Le discours du président de la république Béji Caïd Essebsi, hier, mercredi 20 mars 2019, à l’occasion de la célébration de la fête de l’indépendance, restera dans les annales de la seconde république tunisienne comme le summum de la condescendance, du cynisme et de l’irresponsabilité politiques.

Par Ridha Kéfi 

En fait, ce discours de près d’une heure pourrait être résumé en une seule phrase: «J’ai, certes, occupé le poste de président de la république pendant quatre ans et trois mois, mais je n’ai pas gouverné et je ne suis pas responsable de la détérioration de la situation générale dans le pays», qu’il a d’ailleurs pris soin d’illustrer en égrenant, avec une cynique jubilation, les mauvais chiffres du chômage, de l’inflation, du déficit commercial et autres glissement du dinar.

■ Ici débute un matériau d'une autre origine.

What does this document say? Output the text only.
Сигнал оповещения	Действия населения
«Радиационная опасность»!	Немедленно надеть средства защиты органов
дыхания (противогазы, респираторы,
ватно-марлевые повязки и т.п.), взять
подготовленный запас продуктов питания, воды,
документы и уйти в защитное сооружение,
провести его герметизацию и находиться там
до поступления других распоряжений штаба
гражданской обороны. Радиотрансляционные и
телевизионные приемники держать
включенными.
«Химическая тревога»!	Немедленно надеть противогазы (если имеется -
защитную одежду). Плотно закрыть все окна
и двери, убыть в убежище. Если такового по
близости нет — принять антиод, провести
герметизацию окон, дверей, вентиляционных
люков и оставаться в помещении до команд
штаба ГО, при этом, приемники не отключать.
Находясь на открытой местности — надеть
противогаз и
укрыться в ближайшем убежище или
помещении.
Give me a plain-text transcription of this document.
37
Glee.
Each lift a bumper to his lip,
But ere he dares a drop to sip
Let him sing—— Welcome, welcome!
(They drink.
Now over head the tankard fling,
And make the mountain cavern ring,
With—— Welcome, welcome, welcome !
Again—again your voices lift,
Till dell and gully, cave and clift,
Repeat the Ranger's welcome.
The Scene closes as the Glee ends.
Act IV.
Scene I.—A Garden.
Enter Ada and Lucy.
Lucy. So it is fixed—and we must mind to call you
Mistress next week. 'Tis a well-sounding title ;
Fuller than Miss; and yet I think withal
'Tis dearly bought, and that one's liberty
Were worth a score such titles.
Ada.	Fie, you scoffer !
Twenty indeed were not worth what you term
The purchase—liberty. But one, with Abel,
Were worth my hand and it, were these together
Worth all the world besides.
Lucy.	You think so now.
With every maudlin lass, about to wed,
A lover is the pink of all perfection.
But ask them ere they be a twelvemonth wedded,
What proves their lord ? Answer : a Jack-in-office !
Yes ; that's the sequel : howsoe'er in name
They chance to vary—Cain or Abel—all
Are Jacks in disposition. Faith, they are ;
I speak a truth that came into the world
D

Les Tunisiens, qui ont donné leur voix à M. Caïd Essebsi et l’ont porté en triomphe, en 2014, à la magistrature suprême et son parti, Nidaa Tounes, au gouvernement, ont de bonnes raisons de lui en vouloir aujourd’hui de les avoir trahis et de leur avoir fait de fausses promesses. Ils savent aussi que les échecs essuyés, il en est, lui et sa smala, les premiers responsables pour s’être employés, depuis janvier 2015, à détricoter tous les rêves et les ambitions qu’ils avaient incarnés, lui et son parti, aux yeux des Tunisiens.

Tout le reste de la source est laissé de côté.